Global demand for food protein is expected to continue to increase over the next few decades as population growth and economic status improve. Meat from animals is an important part of our food supply.
There are many reasons why it is likely to continue, but there is a lot of interest in ‘alternative proteins’, especially forms that can mimic meat.
There was initial commercial success with plant-based options. However, there are two major challenges that must be overcome for meat alternatives to make a significant contribution to the food supply.
They must be affordable and offer a dining experience that can spark consumer enthusiasm. What people are looking for when eating meat is a complex “sensory experience,” such as its appearance, taste, aroma, texture, and mouthfeel.
When mimicking hamburgers, sausage patties, etc., these characteristics can be provided by combining many processed ingredients, but the key characteristics of other meats may not lend themselves to this approach.
One approach on the verge of commercialization is known as “cultured” or “lab-grown” meat. In this type of system, real animal cells are grown in a growth medium in an artificial environment that can protect them from contamination.
Meat is made up of these, so these are usually muscle cells, but they may also contain some fat cells.

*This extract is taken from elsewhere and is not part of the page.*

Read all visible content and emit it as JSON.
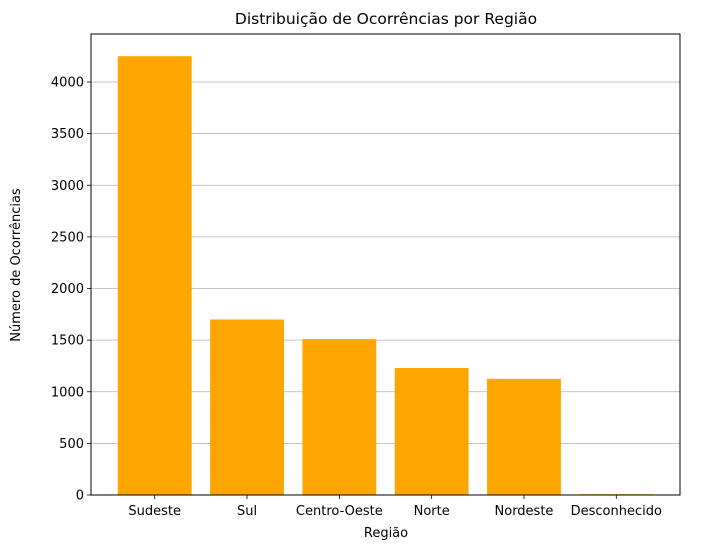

With the cells, you can make things like conventional meat. However, the problem remains that the complex three-dimensional properties of the desired product cannot be reproduced with just one cell group. A lab-grown beef or salmon fillet, or (hopefully someday) a slice of bacon will require a more complex cellular organization.
Currently, the only artificial or cell cultured meat on the market is a chicken nugget product approved for sale in Singapore. The regulatory process for this technology is still developing in other countries, including the United States.
While Singapore is the only country that has yet to approve cell-cultured meat products, but several products are currently under review by regulators in the United States, Europe, and elsewhere.Israel will be the next country to agree. Both USDA and FDA approval is required in the US, but there are no known issues at this time.